Erleichtert stieß er die Luft aus, die er anscheinend angehalten hatte, und lächelte vorsichtig.
„Wie wär's, du beruhigst dich jetzt wieder und wir gehen gemeinsam in den Unterricht.” seine Stimme klang immernoch ein bisschen angespannt, als würde er davon ausgehen, dass ich jeden Moment einen Aggresions-Anfall bekam.
„Pff, ich hab keine Lust auf Unterricht... Ich geh nach Hause.” dass ich es schaffte, meine Stimme teilnahmslos klingen zu lassen, obwohl der Sturm aus Emotionen schon wieder anfing, in mir zu toben, war ein Wunder.
„Aber-... Sonst hast du doch auch nie geschwänzt... Was ist eigentlich mit dir los...?” fragte er; klang besorgter, als er eigentlich klingen sollte.

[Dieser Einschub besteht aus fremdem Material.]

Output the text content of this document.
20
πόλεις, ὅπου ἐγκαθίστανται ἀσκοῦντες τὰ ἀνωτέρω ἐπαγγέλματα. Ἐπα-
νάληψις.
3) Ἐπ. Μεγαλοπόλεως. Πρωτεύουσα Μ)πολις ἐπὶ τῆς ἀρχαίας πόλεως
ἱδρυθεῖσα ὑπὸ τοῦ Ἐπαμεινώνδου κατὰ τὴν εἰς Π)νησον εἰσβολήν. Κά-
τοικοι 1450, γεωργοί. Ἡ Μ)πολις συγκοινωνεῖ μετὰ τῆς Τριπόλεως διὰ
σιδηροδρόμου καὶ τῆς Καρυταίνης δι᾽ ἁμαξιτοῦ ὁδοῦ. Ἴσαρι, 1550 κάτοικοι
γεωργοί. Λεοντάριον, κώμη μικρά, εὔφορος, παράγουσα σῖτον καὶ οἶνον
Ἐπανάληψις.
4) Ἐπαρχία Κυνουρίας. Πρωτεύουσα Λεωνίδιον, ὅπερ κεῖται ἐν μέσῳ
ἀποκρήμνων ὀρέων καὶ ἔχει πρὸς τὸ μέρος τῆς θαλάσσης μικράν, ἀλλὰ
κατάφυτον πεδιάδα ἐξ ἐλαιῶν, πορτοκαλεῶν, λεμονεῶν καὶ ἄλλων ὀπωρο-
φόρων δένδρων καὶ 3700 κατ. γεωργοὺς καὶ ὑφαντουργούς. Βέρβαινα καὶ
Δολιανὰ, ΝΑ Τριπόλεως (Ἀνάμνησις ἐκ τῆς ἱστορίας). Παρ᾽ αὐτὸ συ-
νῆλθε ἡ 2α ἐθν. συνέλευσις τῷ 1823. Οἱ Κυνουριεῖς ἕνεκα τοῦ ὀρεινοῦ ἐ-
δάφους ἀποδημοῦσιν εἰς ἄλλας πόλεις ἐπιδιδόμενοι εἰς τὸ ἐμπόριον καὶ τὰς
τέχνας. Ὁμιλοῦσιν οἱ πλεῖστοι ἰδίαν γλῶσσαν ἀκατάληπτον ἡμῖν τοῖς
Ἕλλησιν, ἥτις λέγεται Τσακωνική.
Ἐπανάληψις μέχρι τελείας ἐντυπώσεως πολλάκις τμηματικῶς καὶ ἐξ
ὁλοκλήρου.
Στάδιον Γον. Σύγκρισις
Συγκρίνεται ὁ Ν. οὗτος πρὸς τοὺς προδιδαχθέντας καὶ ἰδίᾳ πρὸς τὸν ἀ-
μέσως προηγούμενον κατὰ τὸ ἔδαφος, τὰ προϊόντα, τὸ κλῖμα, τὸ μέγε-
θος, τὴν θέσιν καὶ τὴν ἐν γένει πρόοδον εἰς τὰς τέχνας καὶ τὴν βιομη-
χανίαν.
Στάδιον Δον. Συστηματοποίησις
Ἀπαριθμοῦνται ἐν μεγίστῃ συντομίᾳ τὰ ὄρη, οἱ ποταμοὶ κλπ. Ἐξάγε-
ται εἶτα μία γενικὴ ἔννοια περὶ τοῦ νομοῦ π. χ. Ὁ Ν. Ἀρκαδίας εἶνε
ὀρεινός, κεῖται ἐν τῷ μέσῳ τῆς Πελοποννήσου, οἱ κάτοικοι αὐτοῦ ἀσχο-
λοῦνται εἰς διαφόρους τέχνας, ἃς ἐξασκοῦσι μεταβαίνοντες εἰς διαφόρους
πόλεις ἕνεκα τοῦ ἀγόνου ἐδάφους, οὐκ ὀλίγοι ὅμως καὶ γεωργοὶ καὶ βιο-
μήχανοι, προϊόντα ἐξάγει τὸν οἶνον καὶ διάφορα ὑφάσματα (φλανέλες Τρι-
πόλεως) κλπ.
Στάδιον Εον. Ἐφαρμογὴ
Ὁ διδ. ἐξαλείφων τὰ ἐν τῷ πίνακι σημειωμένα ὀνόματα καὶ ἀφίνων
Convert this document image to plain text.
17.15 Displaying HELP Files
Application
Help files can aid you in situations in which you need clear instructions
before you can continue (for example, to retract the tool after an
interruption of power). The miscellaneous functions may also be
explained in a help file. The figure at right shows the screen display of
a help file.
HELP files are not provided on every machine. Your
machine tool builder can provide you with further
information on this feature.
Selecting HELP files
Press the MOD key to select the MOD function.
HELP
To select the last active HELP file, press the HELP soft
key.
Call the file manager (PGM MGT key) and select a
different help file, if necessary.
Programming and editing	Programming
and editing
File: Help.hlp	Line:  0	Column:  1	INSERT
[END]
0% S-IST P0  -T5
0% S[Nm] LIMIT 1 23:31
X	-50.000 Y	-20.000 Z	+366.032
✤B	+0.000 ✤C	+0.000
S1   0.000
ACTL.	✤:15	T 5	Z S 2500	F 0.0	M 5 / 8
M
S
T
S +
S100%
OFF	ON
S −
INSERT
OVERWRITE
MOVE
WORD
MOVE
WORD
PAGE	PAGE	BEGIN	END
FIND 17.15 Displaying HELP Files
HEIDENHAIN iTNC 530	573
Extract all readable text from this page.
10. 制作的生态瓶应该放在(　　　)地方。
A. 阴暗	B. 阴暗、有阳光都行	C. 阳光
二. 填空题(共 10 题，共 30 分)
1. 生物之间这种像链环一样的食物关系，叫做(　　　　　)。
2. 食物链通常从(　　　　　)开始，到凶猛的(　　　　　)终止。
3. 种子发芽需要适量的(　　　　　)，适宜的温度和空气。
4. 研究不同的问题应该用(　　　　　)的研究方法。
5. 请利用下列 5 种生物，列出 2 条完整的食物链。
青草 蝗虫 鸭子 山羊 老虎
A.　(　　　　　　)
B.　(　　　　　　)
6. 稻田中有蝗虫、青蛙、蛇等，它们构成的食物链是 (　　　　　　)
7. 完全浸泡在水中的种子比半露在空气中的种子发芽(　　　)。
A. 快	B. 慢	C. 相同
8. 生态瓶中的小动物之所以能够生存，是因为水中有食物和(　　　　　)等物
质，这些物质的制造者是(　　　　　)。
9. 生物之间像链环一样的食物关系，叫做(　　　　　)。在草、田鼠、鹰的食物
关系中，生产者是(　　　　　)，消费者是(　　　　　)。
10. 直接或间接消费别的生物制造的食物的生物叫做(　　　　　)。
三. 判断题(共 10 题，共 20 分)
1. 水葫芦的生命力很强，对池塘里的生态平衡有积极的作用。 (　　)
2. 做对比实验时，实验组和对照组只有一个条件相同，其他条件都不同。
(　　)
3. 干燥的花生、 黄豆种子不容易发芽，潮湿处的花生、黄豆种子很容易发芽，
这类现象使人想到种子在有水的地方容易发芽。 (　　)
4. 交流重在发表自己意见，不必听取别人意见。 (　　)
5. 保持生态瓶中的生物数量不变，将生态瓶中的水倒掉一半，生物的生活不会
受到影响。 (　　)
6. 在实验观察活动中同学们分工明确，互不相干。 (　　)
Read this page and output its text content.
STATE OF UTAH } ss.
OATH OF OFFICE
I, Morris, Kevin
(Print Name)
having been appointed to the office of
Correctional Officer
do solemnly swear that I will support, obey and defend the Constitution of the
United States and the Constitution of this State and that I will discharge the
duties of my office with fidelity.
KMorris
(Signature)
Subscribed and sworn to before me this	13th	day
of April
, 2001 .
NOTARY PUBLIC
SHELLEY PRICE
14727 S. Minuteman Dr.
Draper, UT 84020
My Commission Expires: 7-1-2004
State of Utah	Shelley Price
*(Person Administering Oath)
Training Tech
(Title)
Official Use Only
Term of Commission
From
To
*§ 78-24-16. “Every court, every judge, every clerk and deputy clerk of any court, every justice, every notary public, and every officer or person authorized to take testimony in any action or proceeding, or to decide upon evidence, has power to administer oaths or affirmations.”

Und mal wieder - wie in den letzten Tagen ziemlich oft - fragte ich mich, wie man so schnell seine Persönlichkeit ändern konnte. Vielleicht hatte Erik aber auch einfach nur Stimmungsschwankungen. Obwohl das ziemlich unwahrscheinlich wäre - Stimmungsschwankungen machten nicht aus einem Badboy einen Mann, der mehr Emotionen zeigte, als ein kleines Kind mit Teddybär. Aber seine Begründung klang auch nicht 100% authentisch.
„Nichts ist los. Und jetzt kack dir nicht ins Hemd. Ich hab in letzter Zeit oft Unterricht verpasst, also wird das schon nicht auffallen. Außerdem schwänzt du doch auch regelmäßig.” seufzend fuhr er sich durchs Gesicht, verkniff sich aber jeden weiteren Kommentar. Sturr steuerte ich auf den Ausgang des Schulgebäudes zu und - wer hätte es gedacht - Erik folgte mir, wie ein Schatten. Kurz bevor ich das Schultor erreichte, hielt er mich allerdings am Handgelenk fest.
„Wie wär's, wenn wir in die Stadt gehen; einfach ein bisschen rumbummeln...?”, Erik's Augen glänzten vorfreudig und ein strahlendes, hoffnungsvolles Lächeln legte sich auf seine Lippen. Skeptisch zog ich eine Augenbraue hoch.
„Fragst du mich gerade nach einem Date...?” erwiderte ich und wollte ihm damit den Wind aus den Segeln nehmen. Allerdings wurde sein Lächeln nur zu einem überzeugten Grinsen.
„Vielleicht...”, seine Stimme klang geheimnisvoll, bevor er mich am Handgelenk packte und Richtung Innenstadt lief.